True. However, it is impractical to learn many valuable skills from a library (particularly a busy library where regular access to a computer is unlikely). A library is really good at one thing in particular - teaching you to think. It's not so good at teaching you to weld, to be an EMT, a dental assistant, or even to be a secretary. All of things require either a employer willing to teach you as they pay you (which is sadly uncommon anymore), or some form of formal education (which costs money).
I'm not saying that you should give up and not work on your skills, I'm just pointing out that it's not that easy.
> Parent post concludes with similar thought as yours: maybe he was just luckier at birth. Being better educated, feeling smarter and more driven might all be consequence of that.
It probably doesn't hurt. It's also easy to look on hardships you have not personally endured and say "If you only did this..."

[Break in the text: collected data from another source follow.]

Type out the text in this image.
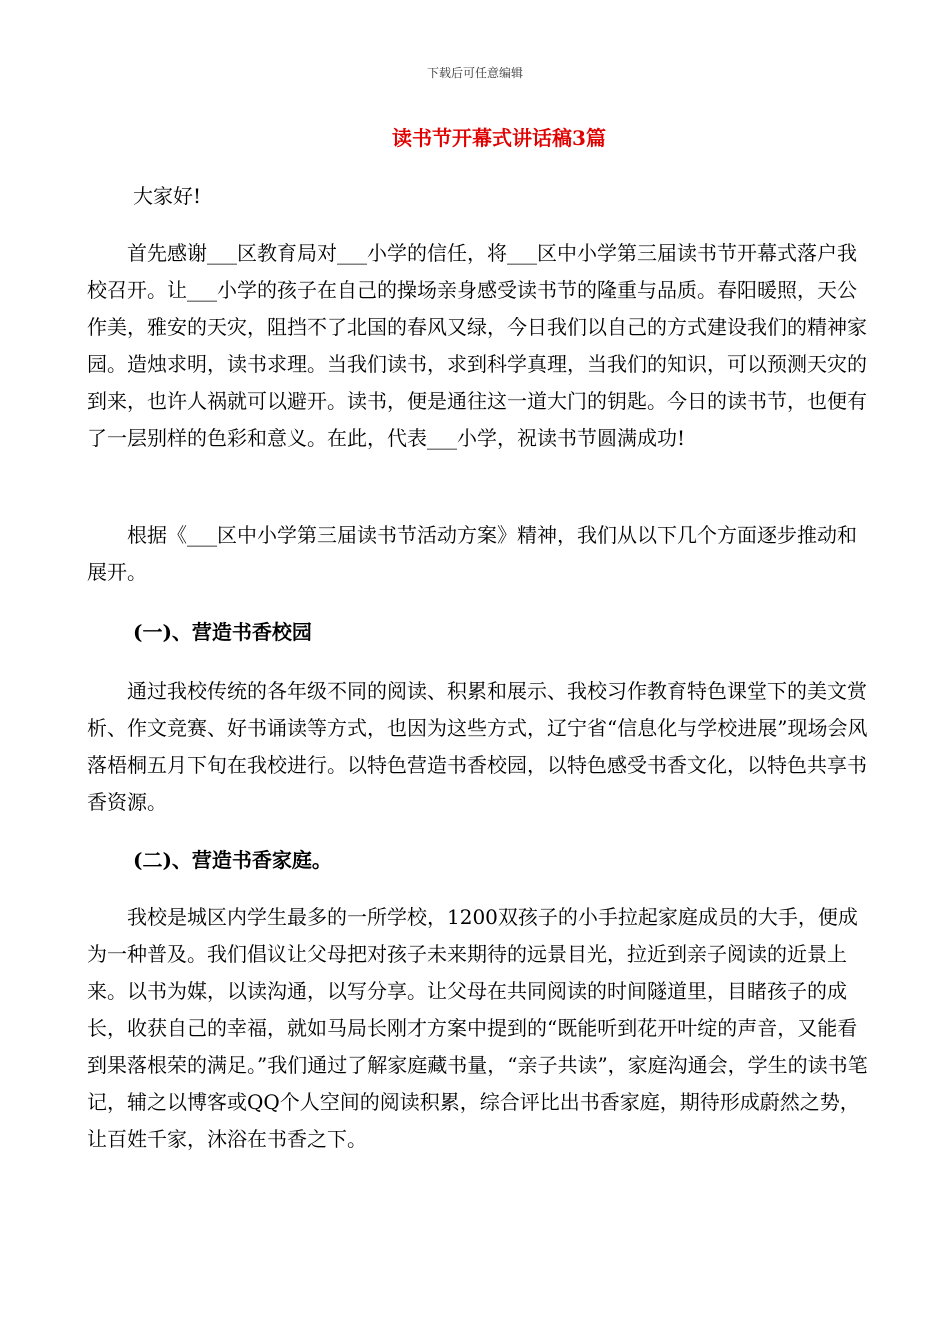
下载后可任意编辑
读书节开幕式讲话稿3篇

大家好!

首先感谢___区教育局对___小学的信任，将___区中小学第三届读书节开幕式落户我校召开。让___小学的孩子在自己的操场亲身感受读书节的隆重与品质。春阳暖照，天公作美，雅安的天灾，阻挡不了北国的春风又绿，今日我们以自己的方式建设我们的精神家园。造烛求明，读书求理。当我们读书，求到科学真理，当我们的知识，可以预测天灾的到来，也许人祸就可以避开。读书，便是通往这一道大门的钥匙。今日的读书节，也便有了一层别样的色彩和意义。在此，代表___小学，祝读书节圆满成功!

根据《___区中小学第三届读书节活动方案》精神，我们从以下几个方面逐步推动和展开。

(一)、营造书香校园

通过我校传统的各年级不同的阅读、积累和展示、我校习作教育特色课堂下的美文赏析、作文竞赛、好书诵读等方式，也因为这些方式，辽宁省“信息化与学校进展”现场会风落梧桐五月下旬在我校进行。以特色营造书香校园，以特色感受书香文化，以特色共享书香资源。

(二)、营造书香家庭。

我校是城区内学生最多的一所学校，1200双孩子的小手拉起家庭成员的大手，便成为一种普及。我们倡议让父母把对孩子未来期待的远景目光，拉近到亲子阅读的近景上来。以书为媒，以读沟通，以写分享。让父母在共同阅读的时间隧道里，目睹孩子的成长，收获自己的幸福，就如马局长刚才方案中提到的“既能听到花开叶绽的声音，又能看到果落根荣的满足。”我们通过了解家庭藏书量，“亲子共读”，家庭沟通会，学生的读书笔记，辅之以博客或QQ个人空间的阅读积累，综合评比出书香家庭，期待形成蔚然之势，让百姓千家，沐浴在书香之下。
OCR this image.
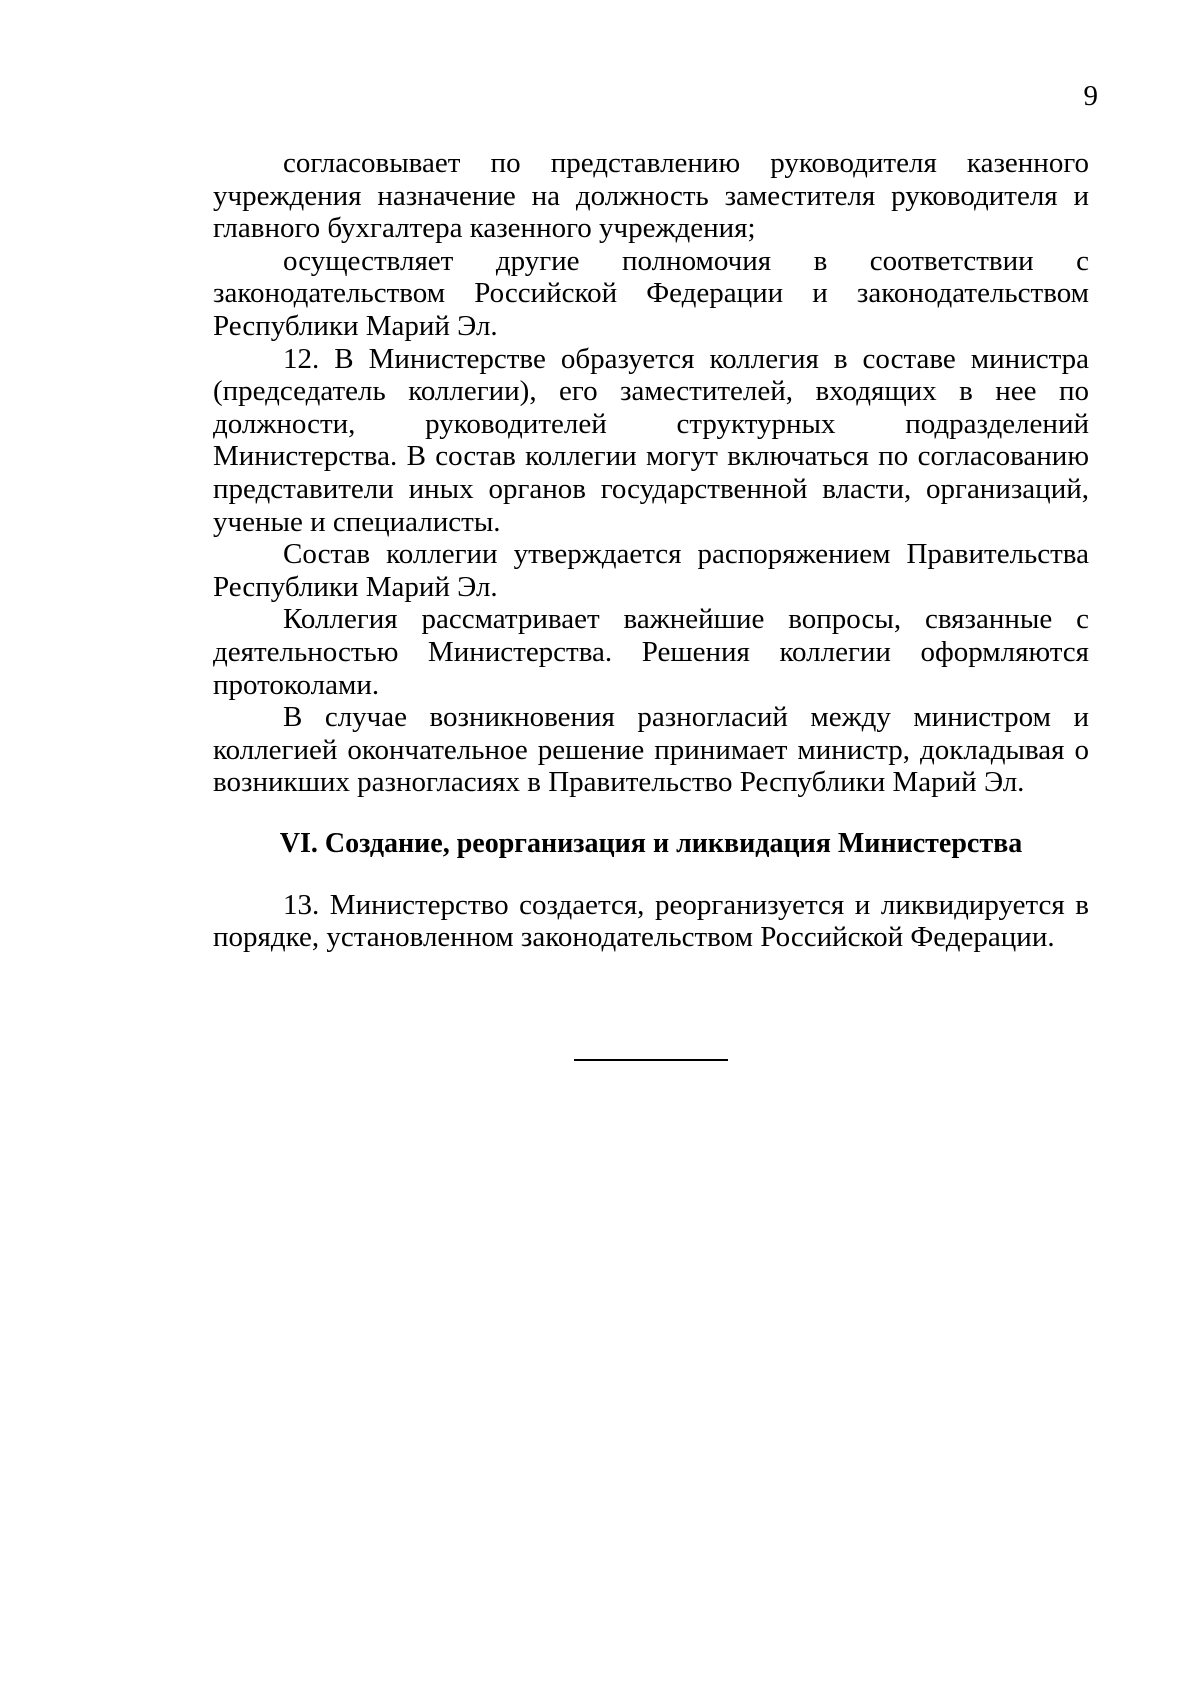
9

согласовывает по представлению руководителя казенного учреждения назначение на должность заместителя руководителя и главного бухгалтера казенного учреждения;

осуществляет другие полномочия в соответствии с законодательством Российской Федерации и законодательством Республики Марий Эл.

12. В Министерстве образуется коллегия в составе министра (председатель коллегии), его заместителей, входящих в нее по должности, руководителей структурных подразделений Министерства. В состав коллегии могут включаться по согласованию представители иных органов государственной власти, организаций, ученые и специалисты.

Состав коллегии утверждается распоряжением Правительства Республики Марий Эл.

Коллегия рассматривает важнейшие вопросы, связанные с деятельностью Министерства. Решения коллегии оформляются протоколами.

В случае возникновения разногласий между министром и коллегией окончательное решение принимает министр, докладывая о возникших разногласиях в Правительство Республики Марий Эл.

VI. Создание, реорганизация и ликвидация Министерства

13. Министерство создается, реорганизуется и ликвидируется в порядке, установленном законодательством Российской Федерации.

Was I lucky, or better educated? I also have that question of why do people who live in developed first world countries with free high school education and large libraries (containing books in the best language for information, and computers) don't see themselves as extremely lucky already. Why, with the massive head start they have that I didn't have, don't they go and make something of themselves and their lives?
But, I want to note, that's a good thing. One of my college classmates is a severely messed-up person from being raised by abusively money-hungry and careerist upwardly-mobile parents from India. Having the fire of destitution in your belly is how you breed Goldman Sachs investment bankers, not good citizens of a developed society.
no way. Its greed and not destitution that breeds these investment bankers to exploit whatever they can to make money.